La fin du monde. Une putain de fin du monde qui ne ressemblerait à rien de ce qu'on était capables d'imaginer. "La compression temporelle."

Lui avait déjà employé ces mots, et son discours à base de délitation de la réalité prenait soudain un autre sens, un autre poids. Qu'est-ce qui se passerait si je n'étais pas fou ? Si le Doc se plantait ?

D'après l'heure d'appel de Dan, il nous restait à peine le temps d'un dernier concert avant que notre monde ne s'achève. Je battrai de toutes les forces de ma peur ce soir, à n'en pas douter.

Je suis sorti de chez moi l'oeil sombre et déterminé. Hors de question de laisser ma détresse flippée me paralyser. 

Le brouillard enveloppait totalement la ville. Boredom City ne m'avait jamais parue si mystérieuse. Ses lueurs rougeoyantes filtrées par la brume, on aurait juré être dans une de ces villes fantômes qu'on ne trouve que dans les films dérangeants. J'ai relevé ma capuche et arrangé mes longs cheveux bruns d'une main, l'autre serrant mes baguettes un peu plus fort.

J'aime ce genre d'ambiance, mais au stress accumulé se mêle le trac du concert qui s'annonce. Je me dirige vers le Krakatoa où Crave s'apprête à jouer devant plus de 200 personnes. Un public inespéré pour une date qu'on a mise des mois à préparer.


Cette vibration au fond de moi, qui sait pourtant parfois se faire positive, a une sale tendance à se déployer de proche en proche. Le message étrange que Dan m'a laissé la veille me revient en mémoire, plus clair que jamais.  Une fin du monde devait lui sembler bien improbable,  mais pour moi, tous ces indices font sens. L'homme mystérieux dont il parle, capable de prendre la forme d'un enfant de huit ans, c'est Lui. Lui qui me suit depuis des années. Il apparaît régulièrement, pas forcément quand j'ai besoin de lui, mais toujours pour remettre en cause ma santé mentale. Cette fois-ci, c'est à Dan qu'il s'est montré. Je sens un plan se révéler, trop flou pour que je puisse y faire quoi que ce soit.
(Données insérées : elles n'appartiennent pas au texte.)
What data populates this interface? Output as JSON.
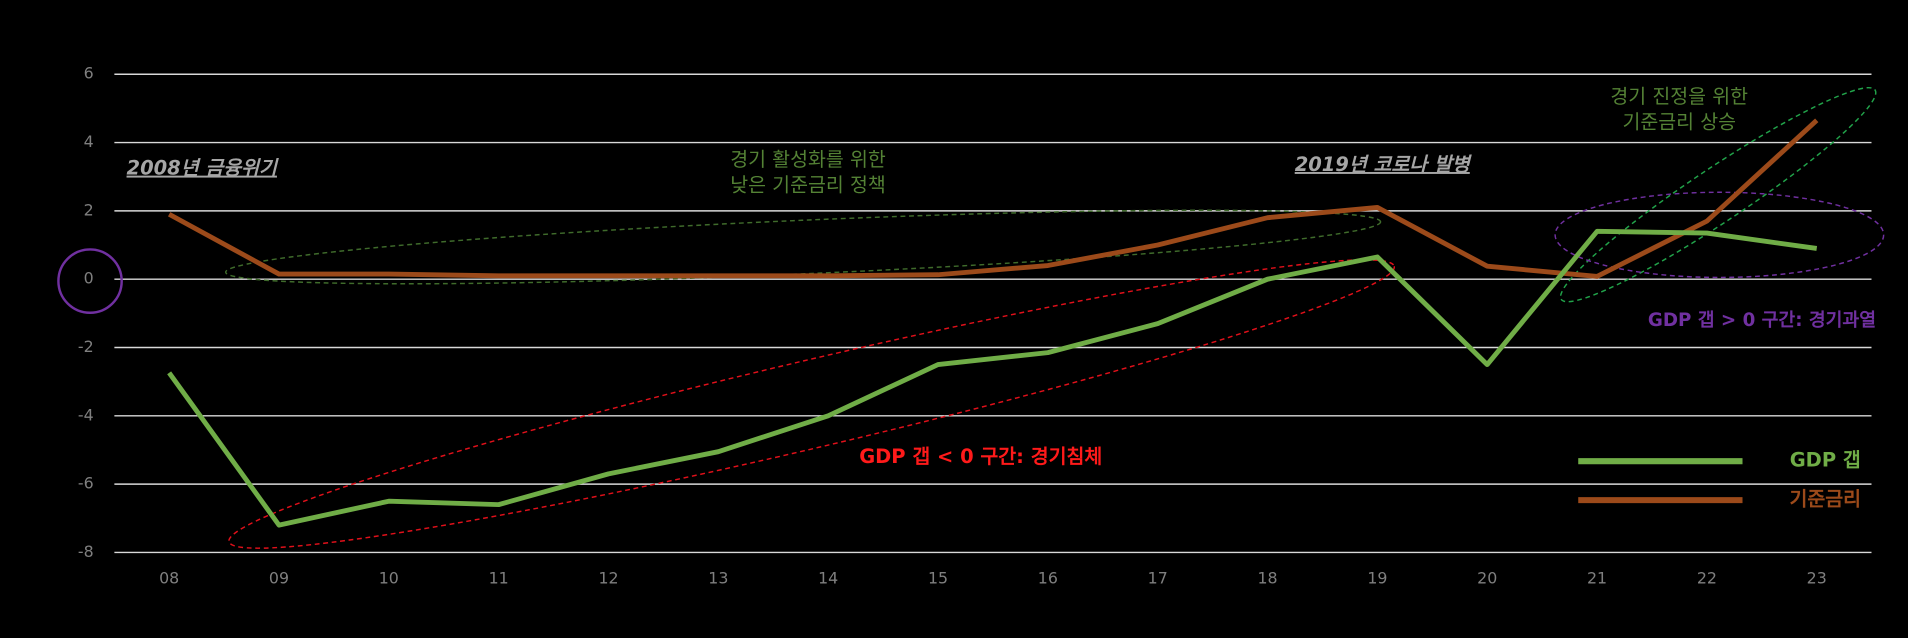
{
  "chart_data": {
    "type": "line",
    "categories": [
      "08",
      "09",
      "10",
      "11",
      "12",
      "13",
      "14",
      "15",
      "16",
      "17",
      "18",
      "19",
      "20",
      "21",
      "22",
      "23"
    ],
    "series": [
      {
        "name": "GDP 갭",
        "color": "#70ad47",
        "values": [
          -2.74,
          -7.2,
          -6.5,
          -6.6,
          -5.7,
          -5.05,
          -4.0,
          -2.5,
          -2.15,
          -1.3,
          0.0,
          0.65,
          -2.5,
          1.4,
          1.35,
          0.9
        ]
      },
      {
        "name": "기준금리",
        "color": "#9c4a1a",
        "values": [
          1.9,
          0.15,
          0.15,
          0.1,
          0.1,
          0.1,
          0.1,
          0.13,
          0.4,
          1.0,
          1.8,
          2.1,
          0.38,
          0.08,
          1.7,
          4.65
        ]
      }
    ],
    "ylim": [
      -8,
      6
    ],
    "yticks": [
      -8,
      -6,
      -4,
      -2,
      0,
      2,
      4,
      6
    ],
    "grid": true,
    "annotations": {
      "crisis": "2008년 금융위기",
      "covid": "2019년 코로나 발병",
      "low_rate": [
        "경기 활성화를 위한",
        "낮은 기준금리 정책"
      ],
      "raise_rate": [
        "경기 진정을 위한",
        "기준금리 상승"
      ],
      "recession": "GDP 갭 < 0 구간: 경기침체",
      "overheat": "GDP 갭 > 0 구간: 경기과열"
    }
  }
}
En m'enfonçant dans le flux humain d'une grande artère passante, je crois le croiser. Il n'y pas beaucoup de types étranges avec un chapeau qui me font des clins d'oeil, en général. Mes mains moites rejoignent mon coeur qui bat une ligne de punk hardcore à 260 bpm. Ce soir, ce sera mon tour. Ce soir, ce sera la fin du monde et rien de ce que nous ne pourrons faire n'y changera quoi que ce soit. J'avoue pourtant avoir eu un sourire quand Dan a mentionné que Solenne voulait qu'on se retrouve tous chez eux pour aller à l'abri antiatomique le plus proche, au cas où. 

Non... C'est presque drôle mais ça suffirait pas. Quand la réalité s'apprête à se fissurer parce qu'elle se prépare à une compression temporelle, c'est pas un bloc de béton armé qui va te garantir une sauvegarde de ta zone de confort quand elle se délitera complètement. Au fond de moi, je me rends compte que ça fait un moment que j'attends ça, sans pouvoir expliquer pourquoi. Une hâte, comme celle d'un enfant qui s'apprête à aller à la piscine et qui sait qu'il va adorer ça.

C'est donc la peur au ventre que je me retrouve à pousser la porte du Krakatoa, ignorer le vigile qui me demande si je suis malade de traverser la ville sans prendre la peine de cacher mes baguettes dans un sac -la réponse est oui, si vous en doutiez encore- et me poser au bar prendre deux pintes, histoire de me construire une face la moins grave possible en attendant l'arrivée des autres.


J'ai fini ma première bière à une vitesse qui en disait long sur mon niveau de stress et suis parti en direction des loges avec la deuxième, dans l'idée de la boire plus tranquillement. Peut-être ne suis-je pas si fou que ça, finalement.

Il était déjà là, affalé dans le canapé d'une loge vide. Lui. Dans son long manteau noir, les yeux légèrement brillants sous son large chapeau assorti. 

- Tiens le coup encore un peu. Tout sera bientôt fini.

La porte s'est poussée et il a disparu, me laissant en état de choc, les entrailles glacées.